Categorical predictors
When a predictor is categorical, R creates dummy (indicator) variables automatically. For a binary predictor such as gender, one level is treated as the reference category and the coefficient gives the difference between the two groups.
M_3 <-lm(weight ~ height + age + gender, data = weight_df)summary(M_3)
Call:
lm(formula = weight ~ height + age + gender, data = weight_df)
Residuals:
Min 1Q Median 3Q Max
-39.711 -7.584 -0.672 6.618 48.000
Coefficients:
Estimate Std. Error t value Pr(>|t|)
(Intercept) -94.99699 3.67976 -25.82 <2e-16 ***
height 0.93654 0.02231 41.99 <2e-16 ***
age 0.35758 0.01700 21.03 <2e-16 ***
gendermale 5.39907 0.42584 12.68 <2e-16 ***
---
Signif. codes: 0 '***' 0.001 '**' 0.01 '*' 0.05 '.' 0.1 ' ' 1
Residual standard error: 11.22 on 5765 degrees of freedom
Multiple R-squared: 0.4832, Adjusted R-squared: 0.4829
F-statistic: 1797 on 3 and 5765 DF, p-value: < 2.2e-16
For a categorical predictor with \(L\) levels, \(L - 1\) dummy variables are created, each comparing one level to the reference. The intercept in the model represents the expected value when all predictors are at their reference levels.
# A tibble: 3 × 4
height age gender pred
<dbl> <dbl> <chr> <dbl>
1 160 30 female 65.6
2 170 30 female 74.9
3 180 30 female 84.3
Model comparison
When comparing two nested models — a full model \(\mathcal{M}_1\) with \(K\) predictors and a reduced model \(\mathcal{M}_0\) with a subset of those predictors — we can use a likelihood ratio test. The test statistic is the difference in deviances, \(D_0 - D_1\), where the deviance of a model is \(-2 \log L(\hat{\beta} \mid \mathcal{D})\). Under the null hypothesis that the two models are equivalent, this difference is \(\chi^2\)-distributed with degrees of freedom equal to the difference in the number of parameters.

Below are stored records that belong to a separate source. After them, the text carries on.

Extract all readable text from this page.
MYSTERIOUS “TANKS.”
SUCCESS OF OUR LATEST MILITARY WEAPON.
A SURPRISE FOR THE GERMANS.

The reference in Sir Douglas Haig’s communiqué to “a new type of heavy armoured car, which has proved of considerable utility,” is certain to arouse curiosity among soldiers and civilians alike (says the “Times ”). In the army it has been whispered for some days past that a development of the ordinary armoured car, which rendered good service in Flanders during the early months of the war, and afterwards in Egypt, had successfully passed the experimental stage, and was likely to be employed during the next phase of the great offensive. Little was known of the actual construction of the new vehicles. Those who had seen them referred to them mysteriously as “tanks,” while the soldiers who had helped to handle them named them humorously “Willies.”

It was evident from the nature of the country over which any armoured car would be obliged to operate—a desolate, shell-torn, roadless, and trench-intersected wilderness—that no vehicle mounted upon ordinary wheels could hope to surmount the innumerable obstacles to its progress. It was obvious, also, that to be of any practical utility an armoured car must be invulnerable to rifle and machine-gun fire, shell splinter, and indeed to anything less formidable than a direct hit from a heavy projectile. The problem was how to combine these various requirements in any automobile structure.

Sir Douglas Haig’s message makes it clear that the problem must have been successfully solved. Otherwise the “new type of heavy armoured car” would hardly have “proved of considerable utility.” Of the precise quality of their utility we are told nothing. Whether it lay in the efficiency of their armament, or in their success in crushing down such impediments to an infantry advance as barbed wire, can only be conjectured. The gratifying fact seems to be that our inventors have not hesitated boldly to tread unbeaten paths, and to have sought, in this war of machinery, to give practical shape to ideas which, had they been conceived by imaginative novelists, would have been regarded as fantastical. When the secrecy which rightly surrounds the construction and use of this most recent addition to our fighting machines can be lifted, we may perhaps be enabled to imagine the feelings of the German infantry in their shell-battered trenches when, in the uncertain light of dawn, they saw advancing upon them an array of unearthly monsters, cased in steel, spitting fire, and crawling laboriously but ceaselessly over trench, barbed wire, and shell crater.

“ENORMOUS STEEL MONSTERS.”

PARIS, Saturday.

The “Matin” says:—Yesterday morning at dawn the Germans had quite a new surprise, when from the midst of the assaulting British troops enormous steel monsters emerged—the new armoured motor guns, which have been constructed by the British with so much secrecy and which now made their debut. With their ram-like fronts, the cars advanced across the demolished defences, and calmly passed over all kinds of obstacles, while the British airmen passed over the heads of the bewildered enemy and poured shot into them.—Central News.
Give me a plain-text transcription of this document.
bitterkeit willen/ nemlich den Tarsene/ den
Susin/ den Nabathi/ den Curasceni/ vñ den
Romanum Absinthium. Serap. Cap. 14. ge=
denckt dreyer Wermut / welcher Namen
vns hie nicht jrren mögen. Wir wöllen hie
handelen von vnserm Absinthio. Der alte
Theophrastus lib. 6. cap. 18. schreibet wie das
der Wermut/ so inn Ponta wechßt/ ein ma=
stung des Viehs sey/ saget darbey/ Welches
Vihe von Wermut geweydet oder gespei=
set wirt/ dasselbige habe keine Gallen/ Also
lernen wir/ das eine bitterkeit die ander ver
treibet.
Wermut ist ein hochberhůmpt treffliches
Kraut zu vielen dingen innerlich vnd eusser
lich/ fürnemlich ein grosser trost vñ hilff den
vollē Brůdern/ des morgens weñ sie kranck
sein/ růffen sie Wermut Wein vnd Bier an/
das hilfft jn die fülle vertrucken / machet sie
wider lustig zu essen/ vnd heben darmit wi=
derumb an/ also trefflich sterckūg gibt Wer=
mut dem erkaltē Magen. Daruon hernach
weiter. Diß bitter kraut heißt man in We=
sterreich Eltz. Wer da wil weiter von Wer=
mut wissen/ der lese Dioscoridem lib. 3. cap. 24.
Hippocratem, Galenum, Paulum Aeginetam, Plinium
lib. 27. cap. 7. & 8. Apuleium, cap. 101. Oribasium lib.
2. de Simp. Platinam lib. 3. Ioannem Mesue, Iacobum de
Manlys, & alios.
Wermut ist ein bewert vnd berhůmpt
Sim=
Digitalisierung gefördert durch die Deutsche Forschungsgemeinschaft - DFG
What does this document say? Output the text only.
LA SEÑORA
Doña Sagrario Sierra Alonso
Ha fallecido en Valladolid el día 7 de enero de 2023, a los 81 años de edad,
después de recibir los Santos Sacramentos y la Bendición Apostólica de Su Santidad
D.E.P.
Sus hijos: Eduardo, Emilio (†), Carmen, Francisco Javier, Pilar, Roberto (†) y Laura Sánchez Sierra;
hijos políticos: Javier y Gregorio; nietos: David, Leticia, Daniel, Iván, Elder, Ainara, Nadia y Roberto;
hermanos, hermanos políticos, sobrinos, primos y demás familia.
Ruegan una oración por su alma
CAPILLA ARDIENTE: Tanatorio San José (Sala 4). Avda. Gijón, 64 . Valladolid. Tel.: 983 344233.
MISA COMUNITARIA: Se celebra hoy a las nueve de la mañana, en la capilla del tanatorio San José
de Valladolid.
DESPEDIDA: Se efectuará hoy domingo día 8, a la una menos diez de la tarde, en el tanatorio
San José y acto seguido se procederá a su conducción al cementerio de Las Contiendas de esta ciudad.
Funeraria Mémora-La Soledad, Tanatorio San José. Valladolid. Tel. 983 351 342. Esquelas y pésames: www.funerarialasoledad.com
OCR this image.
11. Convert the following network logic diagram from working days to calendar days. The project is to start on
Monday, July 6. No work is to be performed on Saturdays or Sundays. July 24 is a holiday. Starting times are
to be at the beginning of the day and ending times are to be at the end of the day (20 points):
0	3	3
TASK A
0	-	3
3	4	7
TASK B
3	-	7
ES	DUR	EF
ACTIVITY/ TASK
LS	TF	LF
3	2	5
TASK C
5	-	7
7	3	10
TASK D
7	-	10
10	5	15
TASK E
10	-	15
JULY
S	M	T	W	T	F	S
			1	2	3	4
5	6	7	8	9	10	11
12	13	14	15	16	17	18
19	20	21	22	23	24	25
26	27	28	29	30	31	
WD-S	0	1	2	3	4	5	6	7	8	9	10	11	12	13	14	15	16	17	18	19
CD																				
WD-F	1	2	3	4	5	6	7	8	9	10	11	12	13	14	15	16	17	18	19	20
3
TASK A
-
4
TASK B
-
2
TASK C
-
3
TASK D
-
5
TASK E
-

M_null <-lm(weight ~ height, data = weight_df)M_full <-lm(weight ~ height + age + gender, data = weight_df)anova(M_null, M_full)
Analysis of Variance Table
Model 1: weight ~ height
Model 2: weight ~ height + age + gender
Res.Df RSS Df Sum of Sq F Pr(>F)
1 5767 804767
2 5765 725358 2 79409 315.56 < 2.2e-16 ***
---
Signif. codes: 0 '***' 0.001 '**' 0.01 '*' 0.05 '.' 0.1 ' ' 1
AIC provides a penalised measure of fit useful for comparing non-nested models or choosing among a set of candidates:
AIC(M_null, M_full)
df AIC
M_null 3 44865.35
M_full 5 44270.02
Lower AIC indicates a better trade-off between fit and complexity.